Our study used pain trajectories to identify different courses of LBP after MSK treatment, rather than use a singular outcome measurement. Groups of patients with different trajectories were compared to assess whether baseline variables could predict a possible favourable course. We would consider that the different trajectories thus identified represent a more relevant estimation of whether patients have improved or not. A challenging question remains to what extent the clinical course represented the natural recovery or the consequence of the treatment administered. A multivariable model including treatment variables only included the number of treatments sessions, but not the type of SMT, or the adjuvant use of McKenzie treatment. No conclusions can be drawn from these findings because patients were not randomized, and physicians were at liberty to choose the type of treatment. The higher number of treatment sessions in the group of unimproved patients, for example, may well have been influenced by elongating the treatment in patients who reported no improvement to their treating physician.

Strengths and limitations

A strength of our study was the web-based data-collection, which enabled us to follow a large number of patients at a relatively low cost. In this way data could be collected from patients who consulted an MSK physician, with questionnaires that were tailored to their main complaint. A weakness was the difficulty to identify low back pain patients before consulting the physician. Our solution using web-based self-classification, aided with manikins, appeared to lead to a high proportion of miss-classification.

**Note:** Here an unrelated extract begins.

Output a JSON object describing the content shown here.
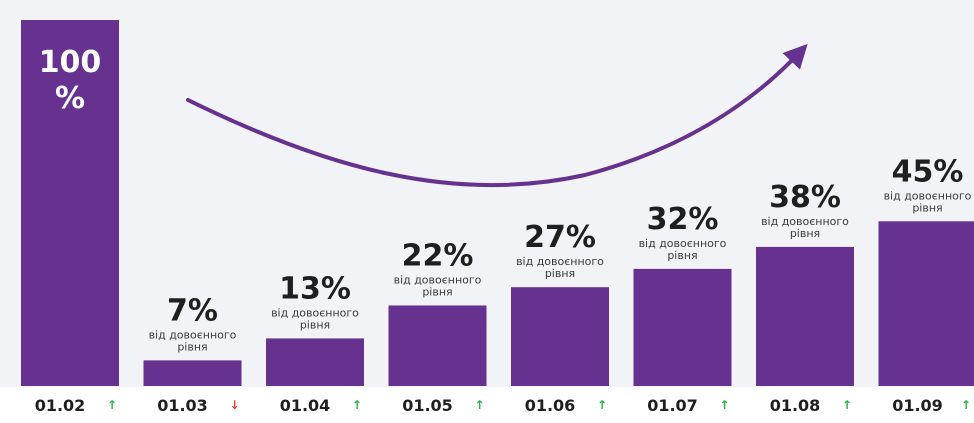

Because we tailored the distribution of PROMs to the main complaint as reported by the patient, this miss-classification led to a high percentage of missing baseline ODI values. We therefore chose to use the physician’s diagnosis to identify patients with LBP, and we imputed the baseline ODI. Another weakness of our study set-up was the high proportion of patients that discontinued their participation. The response rate gradually diminished during the follow-up period. Out of the 1117 patients included in the baseline population 93% responded after 6 weeks, 74% after 12 weeks, 58% after 18 weeks, and 43% at six months. We found that some baseline variables were related to loss to follow-up which made the MAR assumption more plausible, supporting multiple imputation of missing values. However, loss to follow-up may have had an impact on the long-term course of the pain trajectories identified. Another limitation is the inclusion of all patients completing at least one follow-up measurement in our analyses. The fact that patients frequently missed intermediate questionnaires, however, supports the assumption that these measurements are missing at random.

Conclusion

In patients with low back pain, three different clinical courses were identified in the six months after consulting an MSK physician in the Netherlands. A large group of patients presented with high baseline pain scores, and showed improvement. In patients with a high pain score at baseline, a multivariable prediction model showed a number of predictors of a favourable course. In this model, male gender, longer time since the complaints first started, shorter duration of the current episode of pain, previous specialist visit, previous pain clinic visit, effective treatment by a chiropractor, or no previous chiropractic treatment, and having work were predictors of a favourable course. The prediction model, however, showed a low AUC and a low amount of information. It is a continuing challenge to identify predictors of a favourable outcome in LBP patients.